16 Benefits of Hiring Contractors vs Employees
What Legal Considerations Should Companies Take into Account when Engaging Independent Contractors?
When engaging independent contractors, it is important to remember that worker status is complex and changing. There are many different federal, state, and government laws and regulations regarding worker classification. These laws are sometimes interpreted in different ways, which can lead to ongoing confusion and worker misclassification lawsuits.
Paying attention to these laws is important because if a worker is classified as an independent contractor when they should really be an employee, the consequences can be costly. Companies may be liable for paying fines, get caught in a pricy lawsuit, and suffer reputation damage.

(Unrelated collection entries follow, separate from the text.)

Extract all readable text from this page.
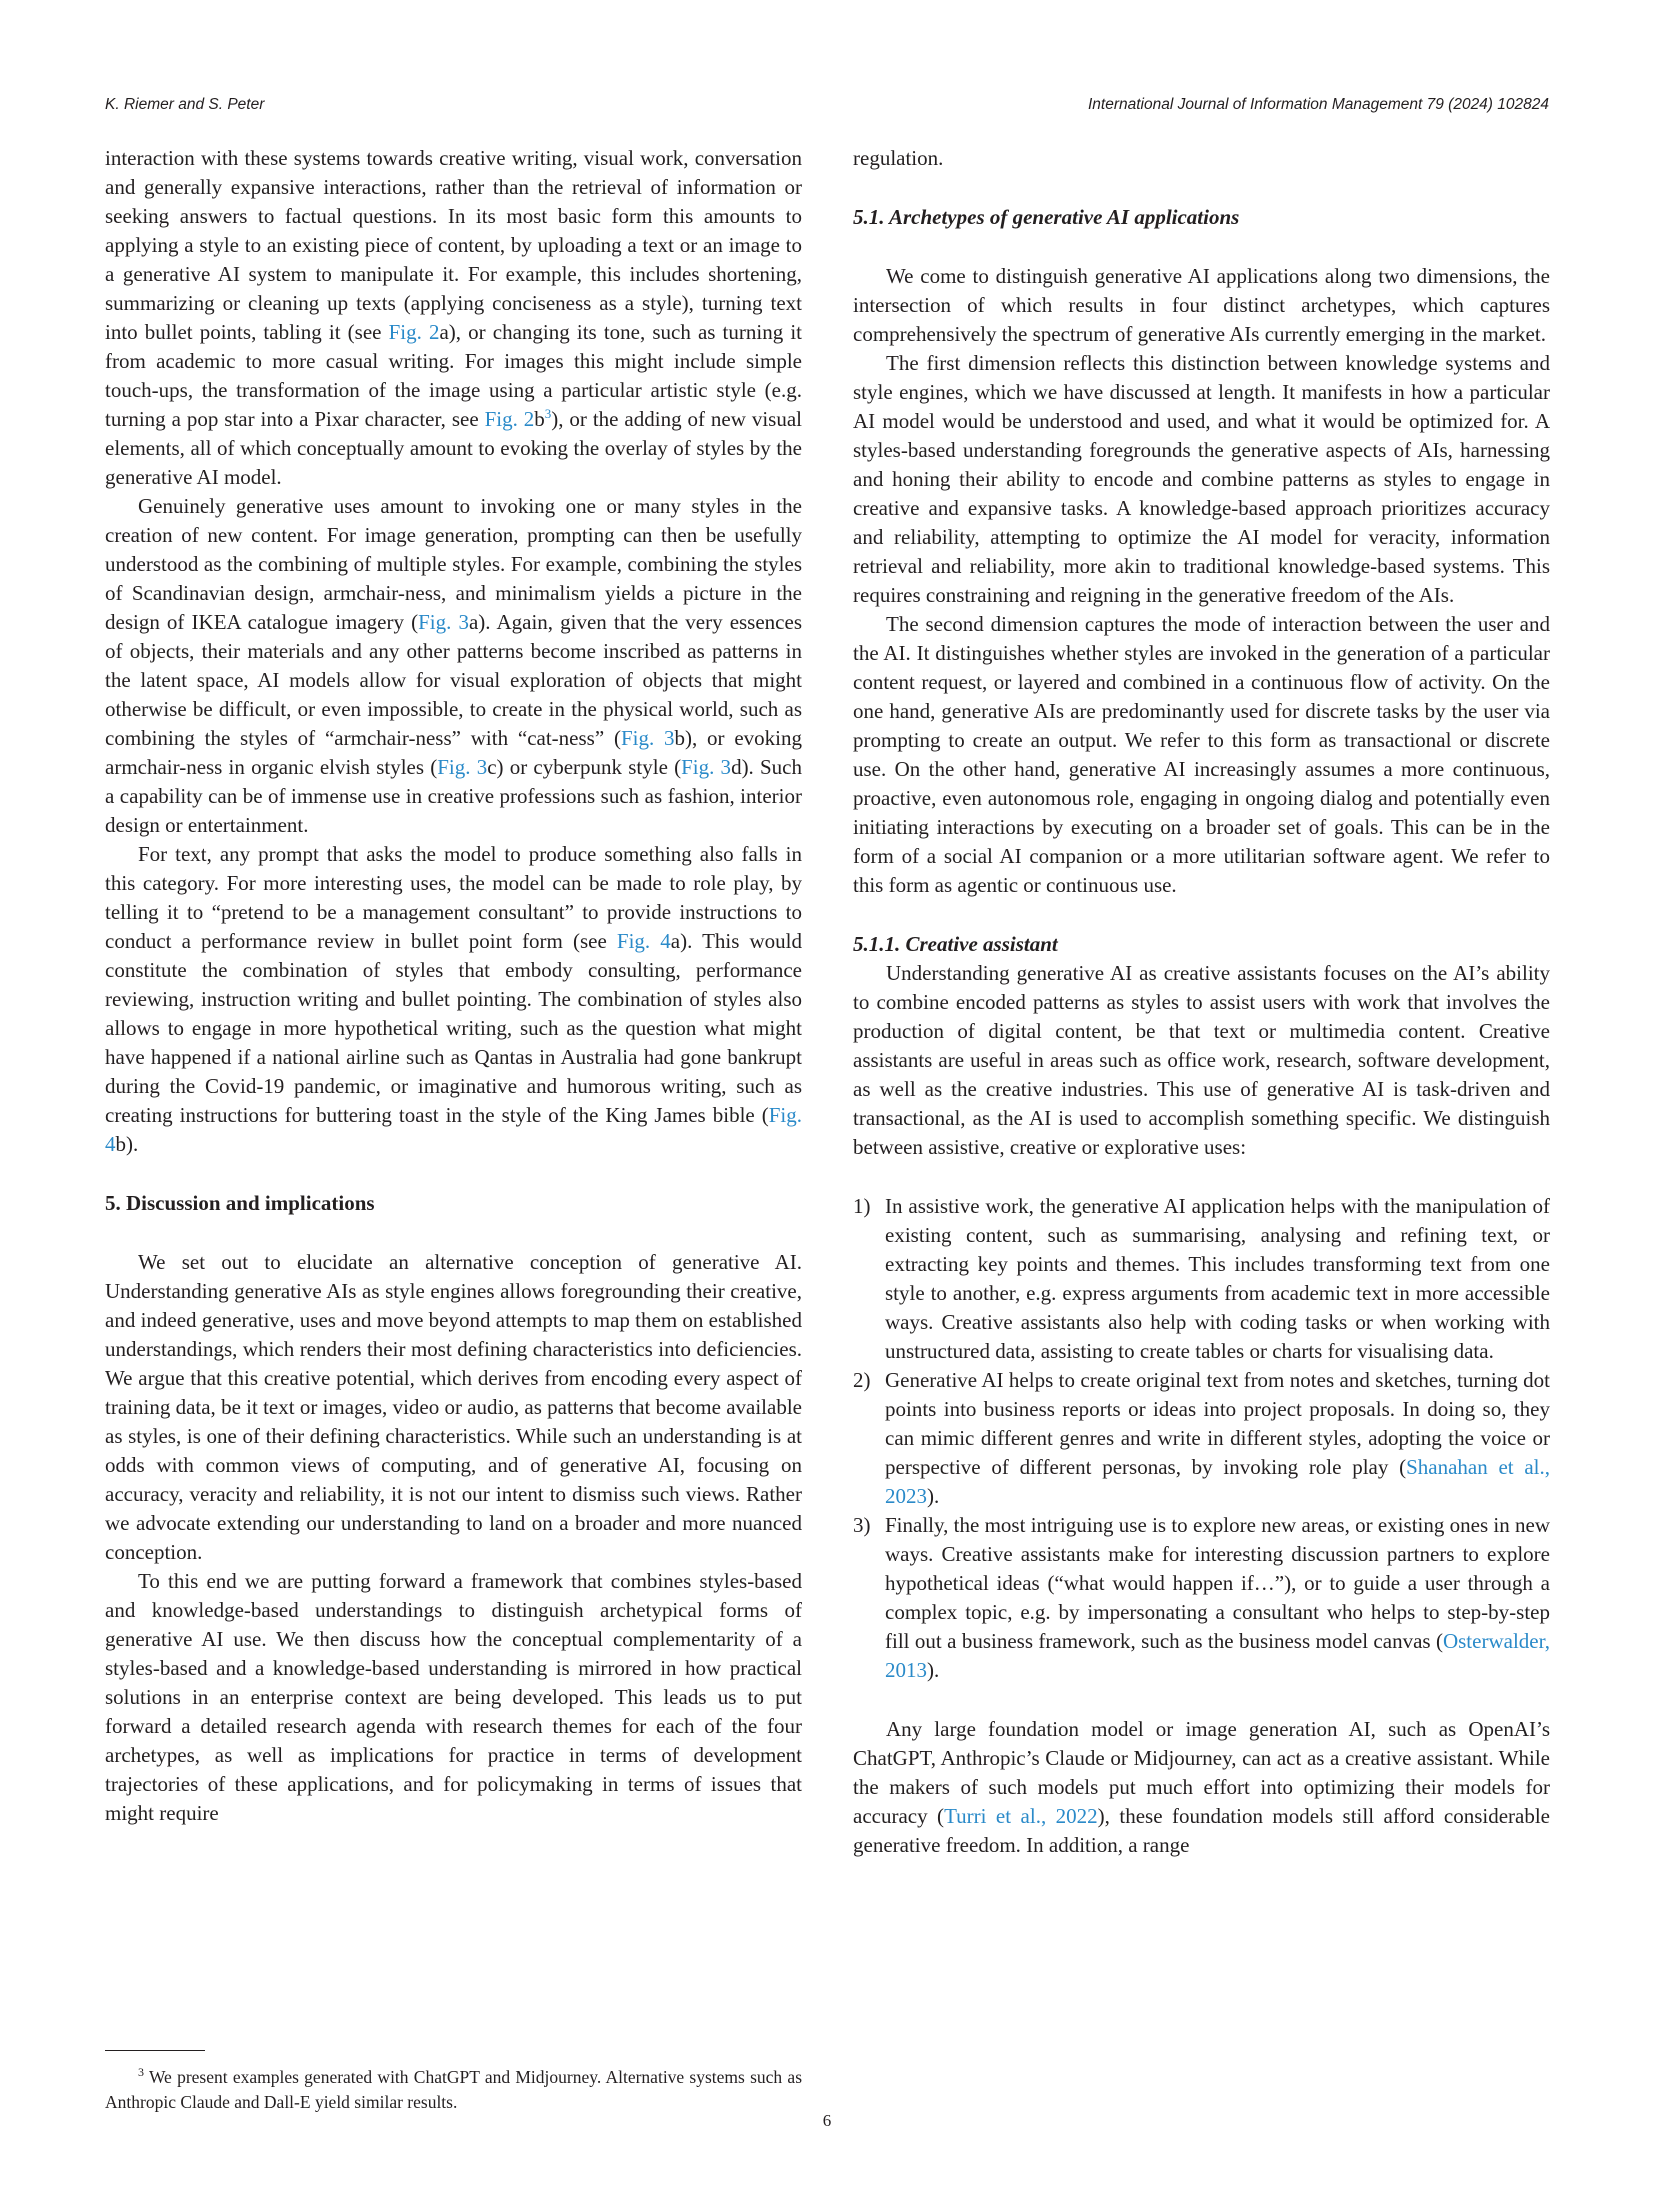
K. Riemer and S. Peter	International Journal of Information Management 79 (2024) 102824

interaction with these systems towards creative writing, visual work, conversation and generally expansive interactions, rather than the retrieval of information or seeking answers to factual questions. In its most basic form this amounts to applying a style to an existing piece of content, by uploading a text or an image to a generative AI system to manipulate it. For example, this includes shortening, summarizing or cleaning up texts (applying conciseness as a style), turning text into bullet points, tabling it (see Fig. 2a), or changing its tone, such as turning it from academic to more casual writing. For images this might include simple touch-ups, the transformation of the image using a particular artistic style (e.g. turning a pop star into a Pixar character, see Fig. 2b$^3$), or the adding of new visual elements, all of which conceptually amount to evoking the overlay of styles by the generative AI model.

Genuinely generative uses amount to invoking one or many styles in the creation of new content. For image generation, prompting can then be usefully understood as the combining of multiple styles. For example, combining the styles of Scandinavian design, armchair-ness, and minimalism yields a picture in the design of IKEA catalogue imagery (Fig. 3a). Again, given that the very essences of objects, their materials and any other patterns become inscribed as patterns in the latent space, AI models allow for visual exploration of objects that might otherwise be difficult, or even impossible, to create in the physical world, such as combining the styles of “armchair-ness” with “cat-ness” (Fig. 3b), or evoking armchair-ness in organic elvish styles (Fig. 3c) or cyberpunk style (Fig. 3d). Such a capability can be of immense use in creative professions such as fashion, interior design or entertainment.

For text, any prompt that asks the model to produce something also falls in this category. For more interesting uses, the model can be made to role play, by telling it to “pretend to be a management consultant” to provide instructions to conduct a performance review in bullet point form (see Fig. 4a). This would constitute the combination of styles that embody consulting, performance reviewing, instruction writing and bullet pointing. The combination of styles also allows to engage in more hypothetical writing, such as the question what might have happened if a national airline such as Qantas in Australia had gone bankrupt during the Covid-19 pandemic, or imaginative and humorous writing, such as creating instructions for buttering toast in the style of the King James bible (Fig. 4b).

5. Discussion and implications

We set out to elucidate an alternative conception of generative AI. Understanding generative AIs as style engines allows foregrounding their creative, and indeed generative, uses and move beyond attempts to map them on established understandings, which renders their most defining characteristics into deficiencies. We argue that this creative potential, which derives from encoding every aspect of training data, be it text or images, video or audio, as patterns that become available as styles, is one of their defining characteristics. While such an understanding is at odds with common views of computing, and of generative AI, focusing on accuracy, veracity and reliability, it is not our intent to dismiss such views. Rather we advocate extending our understanding to land on a broader and more nuanced conception.

To this end we are putting forward a framework that combines styles-based and knowledge-based understandings to distinguish archetypical forms of generative AI use. We then discuss how the conceptual complementarity of a styles-based and a knowledge-based understanding is mirrored in how practical solutions in an enterprise context are being developed. This leads us to put forward a detailed research agenda with research themes for each of the four archetypes, as well as implications for practice in terms of development trajectories of these applications, and for policymaking in terms of issues that might require

$^3$ We present examples generated with ChatGPT and Midjourney. Alternative systems such as Anthropic Claude and Dall-E yield similar results.

regulation.

5.1. Archetypes of generative AI applications

We come to distinguish generative AI applications along two dimensions, the intersection of which results in four distinct archetypes, which captures comprehensively the spectrum of generative AIs currently emerging in the market.

The first dimension reflects this distinction between knowledge systems and style engines, which we have discussed at length. It manifests in how a particular AI model would be understood and used, and what it would be optimized for. A styles-based understanding foregrounds the generative aspects of AIs, harnessing and honing their ability to encode and combine patterns as styles to engage in creative and expansive tasks. A knowledge-based approach prioritizes accuracy and reliability, attempting to optimize the AI model for veracity, information retrieval and reliability, more akin to traditional knowledge-based systems. This requires constraining and reigning in the generative freedom of the AIs.

The second dimension captures the mode of interaction between the user and the AI. It distinguishes whether styles are invoked in the generation of a particular content request, or layered and combined in a continuous flow of activity. On the one hand, generative AIs are predominantly used for discrete tasks by the user via prompting to create an output. We refer to this form as transactional or discrete use. On the other hand, generative AI increasingly assumes a more continuous, proactive, even autonomous role, engaging in ongoing dialog and potentially even initiating interactions by executing on a broader set of goals. This can be in the form of a social AI companion or a more utilitarian software agent. We refer to this form as agentic or continuous use.

5.1.1. Creative assistant

Understanding generative AI as creative assistants focuses on the AI’s ability to combine encoded patterns as styles to assist users with work that involves the production of digital content, be that text or multimedia content. Creative assistants are useful in areas such as office work, research, software development, as well as the creative industries. This use of generative AI is task-driven and transactional, as the AI is used to accomplish something specific. We distinguish between assistive, creative or explorative uses:

1) In assistive work, the generative AI application helps with the manipulation of existing content, such as summarising, analysing and refining text, or extracting key points and themes. This includes transforming text from one style to another, e.g. express arguments from academic text in more accessible ways. Creative assistants also help with coding tasks or when working with unstructured data, assisting to create tables or charts for visualising data.
2) Generative AI helps to create original text from notes and sketches, turning dot points into business reports or ideas into project proposals. In doing so, they can mimic different genres and write in different styles, adopting the voice or perspective of different personas, by invoking role play (Shanahan et al., 2023).
3) Finally, the most intriguing use is to explore new areas, or existing ones in new ways. Creative assistants make for interesting discussion partners to explore hypothetical ideas (“what would happen if…”), or to guide a user through a complex topic, e.g. by impersonating a consultant who helps to step-by-step fill out a business framework, such as the business model canvas (Osterwalder, 2013).

Any large foundation model or image generation AI, such as OpenAI’s ChatGPT, Anthropic’s Claude or Midjourney, can act as a creative assistant. While the makers of such models put much effort into optimizing their models for accuracy (Turri et al., 2022), these foundation models still afford considerable generative freedom. In addition, a range

6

Working with a third party that has experience in reducing engagement risk and ensuring proper classification can be a big help in navigating this complex legal environment.
When to Classify a Worker as an Independent Contractor
4 Ways Enterprises Can Ensure Compliance and Avoid Misclassification Risk
1. Create a comprehensive compliance program
Having a program designed specifically for independent contractor engagement and management is a great way to help minimize exposure to misclassification. A compliance program should include a process for vetting and defining worker status, review individual worker qualifications, and stay up-to-date on current laws and regulations.
2. Always use a written contract
A written contract helps protect both your company as well as the independent contractor from a legal standpoint. A contract outlines a scope of work for the project, defines communication, specifies payment terms, confirms insurance requirements are met, and states that the worker you are engaging is an independent worker free from control.
3. Be aware of degree of control
When engaging an independent contractor, always keep in mind that this is a business-to-business relationship. Unless otherwise specified in a signed contract, the independent contractor is free to set their own hours, work where they want, and work how they want so long as they get their work done. This can be a hard concept for managers to understand, especially if they haven’t worked with independents before. If a manager tries to step in and supervise work in a way the contractor isn’t comfortable with, or if they continually treat the independent contractor like another employee, the risk of misclassification increases.
4. Hire the right type of worker for the right role
Along the same lines as degree of control, always be sure you are hiring the right type of worker for the job you need done. Independent contractors should be hired for defined projects that have a specific start and end date, defined success metrics, and deliverables. If you have an ongoing business need and simply need more help, hiring a full-time employee is the best solution. Likewise, if the job will require a high level of oversight or control, an employee is the way to go.